A buffer overflow occurs when a too many bytes are written to a data structure or variable (a “buffer”) in memory. When this happens, the content of the memory locations immediately after the variable being changed are modified. This inadvertent change can corrupt other variables in the same function, corrupt
return addresses (if the buffer being overflowed is on the stack, which is the case if a local/automatic variable is the buffer being overflowed), or damage the heap (if the buffer is a dynamically allocated area).
An attacker can exploit a buffer overflow vulnerability if an application does not perform proper length checking of input arguments (typically supplied by the attacker in these scenarios.) If a caller is allowed to provide both the input data and the size of that data to a vulnerable function, and that function trusts the length provided by the caller (attacker), the application can be fooled into overwriting the subsequent bytes in memory if it makes a copy of that input data into a local buffer/variable.
Altering neighboring bytes in memory can allow an attacker to take control of an application. This can happen through several different mechanisms:
- If the buffer being overflowed is on the stack (eg, a local/automatic variable in C/C++), the attacker may be able to overwrite stack frames, including the return address from the function currently being called. When the function returns to the original caller, the control flow can be hijacked and directed to code of the attacker’s choice (eg, a ROP-style attack). This type of control flow hijacking is possible due to the fact that modern CPU architectures and ABIs use the stack for both local variable storage as well
as control flow.
- If the buffer being overflowed is on the heap (eg, a dynamically allocated variable from malloc() or new()), the attacker may be able to overwrite the heap implementation’s internal metadata. If the heap implementation uses a linked list or sequence of buffers, the attacker may be able to fool the heap implementation’s free() function to write arbitrary values elsewhere in memory. This technique can be used to write to known locations containing function pointers (such as C++ object vtables), influencing program control next time those functions are used.
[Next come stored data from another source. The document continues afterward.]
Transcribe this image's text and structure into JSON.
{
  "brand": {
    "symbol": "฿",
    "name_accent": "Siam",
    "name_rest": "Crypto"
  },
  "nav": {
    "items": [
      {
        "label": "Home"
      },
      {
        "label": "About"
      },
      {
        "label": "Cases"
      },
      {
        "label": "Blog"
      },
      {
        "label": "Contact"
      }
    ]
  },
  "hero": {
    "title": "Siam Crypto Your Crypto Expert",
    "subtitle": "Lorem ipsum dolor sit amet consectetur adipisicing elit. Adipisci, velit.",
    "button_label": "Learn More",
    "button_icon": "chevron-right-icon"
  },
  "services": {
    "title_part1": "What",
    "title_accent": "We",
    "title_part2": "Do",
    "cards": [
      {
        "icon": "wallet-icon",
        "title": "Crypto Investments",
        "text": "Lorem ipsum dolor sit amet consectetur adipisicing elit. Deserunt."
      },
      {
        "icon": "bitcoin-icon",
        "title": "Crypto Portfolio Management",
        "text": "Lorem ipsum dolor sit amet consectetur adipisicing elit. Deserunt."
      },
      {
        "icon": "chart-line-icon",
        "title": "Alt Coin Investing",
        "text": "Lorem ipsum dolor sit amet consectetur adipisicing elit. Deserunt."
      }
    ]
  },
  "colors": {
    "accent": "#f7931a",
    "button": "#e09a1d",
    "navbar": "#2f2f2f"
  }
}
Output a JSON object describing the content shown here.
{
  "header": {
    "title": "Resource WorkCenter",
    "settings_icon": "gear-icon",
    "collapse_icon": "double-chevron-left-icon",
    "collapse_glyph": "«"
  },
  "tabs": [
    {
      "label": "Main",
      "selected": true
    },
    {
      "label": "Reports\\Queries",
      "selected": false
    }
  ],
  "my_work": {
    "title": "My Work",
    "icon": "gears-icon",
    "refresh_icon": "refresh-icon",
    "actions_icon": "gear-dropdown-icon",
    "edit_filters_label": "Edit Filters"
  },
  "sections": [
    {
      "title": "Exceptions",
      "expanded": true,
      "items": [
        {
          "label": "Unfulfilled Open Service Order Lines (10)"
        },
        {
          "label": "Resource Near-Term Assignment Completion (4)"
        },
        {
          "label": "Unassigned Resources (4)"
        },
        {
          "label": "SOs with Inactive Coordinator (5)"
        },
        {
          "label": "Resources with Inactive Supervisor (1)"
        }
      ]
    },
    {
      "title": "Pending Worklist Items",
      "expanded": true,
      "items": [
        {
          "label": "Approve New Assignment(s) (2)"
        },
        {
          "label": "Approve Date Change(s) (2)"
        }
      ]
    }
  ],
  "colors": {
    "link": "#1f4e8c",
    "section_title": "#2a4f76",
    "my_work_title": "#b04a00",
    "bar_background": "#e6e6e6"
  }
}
Control flow hijacking is not the only danger present if the application is subject to buffer overflow vulnerabilities. By overwriting adjacent bytes with garbage or junk data, the application may crash, possibly producing a DoS (denial of service) attack.
It should also be noted that buffer overflows don’t always need to be of the “write” variety. Buffers can be overflowed in a “read” scenario as well. If a caller of a function controls the “length” or “size” parameter of data to be returned by a function, and that function does not validate that the amount of data requested is less than the actual amount (or max amount) of data available, a read operation may return bytes past the end of the correct data. This can potentially allow an attacker to retrieve data unrelated to the original request, which may include sensitive data residing in memory after the buffer.
Buffer overflows that can be used to influence control flow are typically more common in memory-unsafe languages like C/C++. Languages that manage memory via an interpreter may be more resilient to these attacks, although bugs and implementation problems in the interpreters themselves could still allow for
control flow hijacking. Memory safe languages may offer a structural barrier preventing buffer overflows, but may not be able to protect a developer against logic errors causing buffer overflows within a managed region of memory (e.g., reading 100 bytes from a 1000 byte buffer, where only 50 bytes should have been returned).
Mitigating Buffer Overflows #
Buffer overflow exploits can be mitigated using a number of safe programming techniques:
- Don’t use functions that operate without buffer length checks. This includes functions like strcpy/strcat/sprintf and similar variants. These functions date from the 1970s and Better alternatives (such as strlcpy) are almost always available.
- Use memory safe languages to provide an additional layer of safety.
- Use fuzzing tools (during test) on functions accepting caller-provided “length” or “size” function parameters, in an attempt to discover buffer overflow susceptibility before code reaches production.
- Practice good code reviews; always treat “length” or “size” function input parameters as suspect. Ensure these parameters are checked before any data manipulation occurs.